The former presidential candidate told a crowd of about 300 people here yesterday that the decision to enter Iraq is “cut from the same cloth” as the decision to enter Vietnam.
“This business of selling a large part of the American people on the notion that the best way to fight terrorism is to put our army into Iraq is cut from the same cloth of unreality and cynicism,” McGovern said at a weekend reunion of Vietnam-era draft dodgers and deserters.
He told the crowd that Americans haven’t learned as much as they should about the lessons of the past – a reference to the 58,000 U.S soldiers who died in the Vietnam conflict.

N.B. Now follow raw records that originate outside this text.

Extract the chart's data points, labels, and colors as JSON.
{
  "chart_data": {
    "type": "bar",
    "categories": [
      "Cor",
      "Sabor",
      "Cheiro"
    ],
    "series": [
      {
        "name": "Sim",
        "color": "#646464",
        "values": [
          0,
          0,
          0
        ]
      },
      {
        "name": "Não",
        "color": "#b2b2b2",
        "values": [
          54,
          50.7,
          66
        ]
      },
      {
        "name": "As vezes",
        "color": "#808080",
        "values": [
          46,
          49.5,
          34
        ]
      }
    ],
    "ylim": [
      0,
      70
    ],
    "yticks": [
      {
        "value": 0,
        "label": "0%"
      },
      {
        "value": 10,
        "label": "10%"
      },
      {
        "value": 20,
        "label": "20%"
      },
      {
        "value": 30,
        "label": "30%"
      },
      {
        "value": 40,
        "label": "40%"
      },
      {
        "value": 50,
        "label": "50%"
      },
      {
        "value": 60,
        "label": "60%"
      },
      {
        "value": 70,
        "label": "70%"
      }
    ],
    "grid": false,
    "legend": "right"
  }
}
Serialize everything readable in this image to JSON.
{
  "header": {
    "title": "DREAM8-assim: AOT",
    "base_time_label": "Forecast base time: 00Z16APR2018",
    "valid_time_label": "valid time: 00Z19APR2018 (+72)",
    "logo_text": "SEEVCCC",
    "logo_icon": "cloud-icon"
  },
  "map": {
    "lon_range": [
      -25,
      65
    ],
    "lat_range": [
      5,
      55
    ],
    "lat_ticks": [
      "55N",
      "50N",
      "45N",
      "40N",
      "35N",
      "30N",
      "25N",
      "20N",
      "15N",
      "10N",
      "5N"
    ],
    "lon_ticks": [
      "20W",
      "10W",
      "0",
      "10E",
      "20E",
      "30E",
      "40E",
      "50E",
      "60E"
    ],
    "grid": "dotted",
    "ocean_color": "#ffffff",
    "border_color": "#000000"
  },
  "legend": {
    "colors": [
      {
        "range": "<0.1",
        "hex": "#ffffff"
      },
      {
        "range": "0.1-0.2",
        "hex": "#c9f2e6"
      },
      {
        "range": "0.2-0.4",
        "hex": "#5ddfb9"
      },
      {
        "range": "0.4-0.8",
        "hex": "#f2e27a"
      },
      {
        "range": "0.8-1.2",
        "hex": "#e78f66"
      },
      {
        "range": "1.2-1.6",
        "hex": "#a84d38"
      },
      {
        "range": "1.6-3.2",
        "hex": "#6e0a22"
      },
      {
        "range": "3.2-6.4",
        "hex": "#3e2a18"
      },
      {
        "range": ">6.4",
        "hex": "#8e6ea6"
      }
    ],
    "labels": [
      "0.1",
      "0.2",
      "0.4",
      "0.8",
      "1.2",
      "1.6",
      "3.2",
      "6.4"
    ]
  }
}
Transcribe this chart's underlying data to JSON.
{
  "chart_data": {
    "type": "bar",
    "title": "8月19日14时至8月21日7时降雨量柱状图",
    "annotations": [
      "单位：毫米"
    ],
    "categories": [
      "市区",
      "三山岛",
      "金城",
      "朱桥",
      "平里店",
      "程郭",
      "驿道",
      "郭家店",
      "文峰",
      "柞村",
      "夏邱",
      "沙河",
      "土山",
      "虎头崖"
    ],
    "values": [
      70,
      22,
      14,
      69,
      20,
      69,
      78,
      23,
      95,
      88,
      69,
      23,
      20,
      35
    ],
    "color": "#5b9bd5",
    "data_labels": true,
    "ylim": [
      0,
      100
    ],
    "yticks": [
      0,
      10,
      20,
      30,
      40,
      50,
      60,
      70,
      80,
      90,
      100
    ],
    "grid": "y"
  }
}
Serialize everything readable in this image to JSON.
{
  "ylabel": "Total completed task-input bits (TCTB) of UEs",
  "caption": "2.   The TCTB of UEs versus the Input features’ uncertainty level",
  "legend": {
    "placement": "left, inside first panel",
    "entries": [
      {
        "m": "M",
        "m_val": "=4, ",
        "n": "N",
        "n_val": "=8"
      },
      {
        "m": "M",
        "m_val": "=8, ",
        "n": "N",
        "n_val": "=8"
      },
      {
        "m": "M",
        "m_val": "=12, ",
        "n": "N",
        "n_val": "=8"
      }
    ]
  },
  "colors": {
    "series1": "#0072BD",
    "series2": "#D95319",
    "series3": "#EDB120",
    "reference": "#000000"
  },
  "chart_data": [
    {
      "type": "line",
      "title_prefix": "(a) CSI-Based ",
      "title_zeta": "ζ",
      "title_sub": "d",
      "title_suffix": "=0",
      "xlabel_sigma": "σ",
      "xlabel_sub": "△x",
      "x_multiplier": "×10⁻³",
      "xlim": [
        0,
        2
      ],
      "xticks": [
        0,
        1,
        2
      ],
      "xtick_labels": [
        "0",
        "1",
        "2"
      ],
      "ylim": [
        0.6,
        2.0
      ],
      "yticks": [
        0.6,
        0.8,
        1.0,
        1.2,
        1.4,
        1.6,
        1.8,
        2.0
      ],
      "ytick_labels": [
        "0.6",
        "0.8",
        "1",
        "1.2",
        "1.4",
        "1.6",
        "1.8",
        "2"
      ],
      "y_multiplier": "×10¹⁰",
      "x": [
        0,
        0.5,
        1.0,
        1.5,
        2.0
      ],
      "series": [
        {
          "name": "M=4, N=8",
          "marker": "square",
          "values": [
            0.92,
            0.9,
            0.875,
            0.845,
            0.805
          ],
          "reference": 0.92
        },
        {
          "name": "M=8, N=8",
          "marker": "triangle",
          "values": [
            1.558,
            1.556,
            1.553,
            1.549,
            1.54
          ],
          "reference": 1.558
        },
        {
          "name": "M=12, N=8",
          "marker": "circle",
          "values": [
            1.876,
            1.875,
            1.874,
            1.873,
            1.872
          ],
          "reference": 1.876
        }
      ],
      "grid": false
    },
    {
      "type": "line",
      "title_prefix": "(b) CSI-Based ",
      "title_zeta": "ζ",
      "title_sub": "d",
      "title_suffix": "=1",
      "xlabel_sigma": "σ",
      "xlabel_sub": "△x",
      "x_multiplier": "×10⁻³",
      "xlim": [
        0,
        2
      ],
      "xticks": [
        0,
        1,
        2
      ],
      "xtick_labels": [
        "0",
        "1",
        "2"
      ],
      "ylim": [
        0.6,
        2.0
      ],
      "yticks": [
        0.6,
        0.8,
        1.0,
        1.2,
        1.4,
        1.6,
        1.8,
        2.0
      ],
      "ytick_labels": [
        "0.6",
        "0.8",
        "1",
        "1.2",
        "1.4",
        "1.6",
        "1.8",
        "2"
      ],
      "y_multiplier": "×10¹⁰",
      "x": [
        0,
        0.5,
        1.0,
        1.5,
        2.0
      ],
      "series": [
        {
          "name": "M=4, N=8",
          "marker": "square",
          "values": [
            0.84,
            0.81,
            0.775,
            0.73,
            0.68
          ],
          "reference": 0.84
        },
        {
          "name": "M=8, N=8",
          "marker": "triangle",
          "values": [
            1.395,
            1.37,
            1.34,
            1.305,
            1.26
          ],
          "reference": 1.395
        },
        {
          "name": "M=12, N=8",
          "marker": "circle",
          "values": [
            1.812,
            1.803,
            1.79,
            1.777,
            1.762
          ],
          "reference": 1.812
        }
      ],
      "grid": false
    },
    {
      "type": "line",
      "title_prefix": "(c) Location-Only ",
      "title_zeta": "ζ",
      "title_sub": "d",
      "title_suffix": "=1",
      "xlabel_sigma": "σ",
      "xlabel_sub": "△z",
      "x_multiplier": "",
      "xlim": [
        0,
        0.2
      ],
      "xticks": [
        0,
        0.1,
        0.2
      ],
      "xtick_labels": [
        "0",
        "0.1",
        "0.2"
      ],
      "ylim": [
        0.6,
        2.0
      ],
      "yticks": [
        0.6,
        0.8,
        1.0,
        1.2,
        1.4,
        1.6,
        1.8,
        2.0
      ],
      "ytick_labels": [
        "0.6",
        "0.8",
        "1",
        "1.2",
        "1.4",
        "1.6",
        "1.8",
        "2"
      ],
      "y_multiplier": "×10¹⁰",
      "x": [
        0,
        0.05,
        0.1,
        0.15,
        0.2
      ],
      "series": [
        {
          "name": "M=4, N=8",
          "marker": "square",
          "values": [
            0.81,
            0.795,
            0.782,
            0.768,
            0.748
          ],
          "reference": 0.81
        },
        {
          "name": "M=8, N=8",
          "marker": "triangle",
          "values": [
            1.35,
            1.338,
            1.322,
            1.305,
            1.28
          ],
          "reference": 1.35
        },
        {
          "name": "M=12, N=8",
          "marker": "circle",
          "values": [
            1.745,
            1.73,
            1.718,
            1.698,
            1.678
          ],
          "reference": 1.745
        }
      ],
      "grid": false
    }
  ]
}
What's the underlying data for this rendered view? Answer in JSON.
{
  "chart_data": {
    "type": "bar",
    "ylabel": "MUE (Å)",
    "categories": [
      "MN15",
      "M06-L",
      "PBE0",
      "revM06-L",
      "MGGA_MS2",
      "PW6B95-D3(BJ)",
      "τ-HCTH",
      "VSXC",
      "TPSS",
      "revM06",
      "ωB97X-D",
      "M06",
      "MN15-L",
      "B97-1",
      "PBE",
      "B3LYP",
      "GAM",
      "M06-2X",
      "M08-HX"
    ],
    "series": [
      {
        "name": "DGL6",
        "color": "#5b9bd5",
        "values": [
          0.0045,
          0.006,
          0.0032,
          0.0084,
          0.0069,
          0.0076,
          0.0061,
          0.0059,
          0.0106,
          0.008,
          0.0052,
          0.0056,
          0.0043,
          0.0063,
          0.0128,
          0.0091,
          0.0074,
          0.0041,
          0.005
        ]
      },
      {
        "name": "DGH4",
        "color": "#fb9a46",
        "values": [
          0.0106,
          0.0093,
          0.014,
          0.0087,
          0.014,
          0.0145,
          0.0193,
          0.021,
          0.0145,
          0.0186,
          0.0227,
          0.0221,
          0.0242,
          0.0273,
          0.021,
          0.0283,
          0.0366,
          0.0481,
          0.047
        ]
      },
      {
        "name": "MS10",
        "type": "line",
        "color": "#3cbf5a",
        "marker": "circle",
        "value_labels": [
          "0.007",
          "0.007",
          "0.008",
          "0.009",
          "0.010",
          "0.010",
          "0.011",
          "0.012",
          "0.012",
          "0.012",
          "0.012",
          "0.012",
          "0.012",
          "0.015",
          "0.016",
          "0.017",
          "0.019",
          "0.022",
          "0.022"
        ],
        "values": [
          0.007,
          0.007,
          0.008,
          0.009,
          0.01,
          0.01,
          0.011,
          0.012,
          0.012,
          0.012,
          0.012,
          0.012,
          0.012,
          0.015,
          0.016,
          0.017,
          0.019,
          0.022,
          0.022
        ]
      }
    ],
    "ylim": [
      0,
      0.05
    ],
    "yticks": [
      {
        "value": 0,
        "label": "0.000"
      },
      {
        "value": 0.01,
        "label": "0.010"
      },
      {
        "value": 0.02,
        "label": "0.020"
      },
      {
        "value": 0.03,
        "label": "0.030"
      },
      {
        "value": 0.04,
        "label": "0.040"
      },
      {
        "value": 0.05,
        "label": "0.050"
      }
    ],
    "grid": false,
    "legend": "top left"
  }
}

The failed 1972 presidential candidate made it clear he was not opposed to war – he fought in the Second World War – but he never supported the Vietnam War which he described as a “stupid, useless war.”
“I’m sick and tired of old men dreaming up wars in which young men do the dying,” he said.
McGovern was the democratic presidential candidate in the 1972, losing to Richard Nixon.
U.S lawyer Jeff House was at the reunion and told reporters yesterday that he now represents about 20 soldiers who have either deserted from the Iraq war or went to Canada before they were sent to Iraq.
Ernest Hekannen, a nelson artist who moved to this area rather than get drafted for Vietnam, said the U.S must recognize the “enormity of its deeds in Vietnam or it will continue to commit war crimes.”
The reunion was held to honour U.S draft resisters who came to Canada during the late 1960’s and early ‘70s and the Canadians that welcomed them.
While it is not clear how many Iraq war deserters are in Canada, fighting to be allowed to stay, it’s only a fraction of the number of Vietnam War resisters and deserters who moved to Canada.
The reunion is being held in the West Kootenay city, a region where hundreds of draft dodgers settled in the late 1960’s and early ‘70s.
Many draft dodgers returned after President Jimmy Carter granted an amnesty in 1977.
It’s believed that about half the original number chose to remain in Canada.
-CP
“I’m sick and tired of old men dreaming up wars in which young men do the dying,” he said.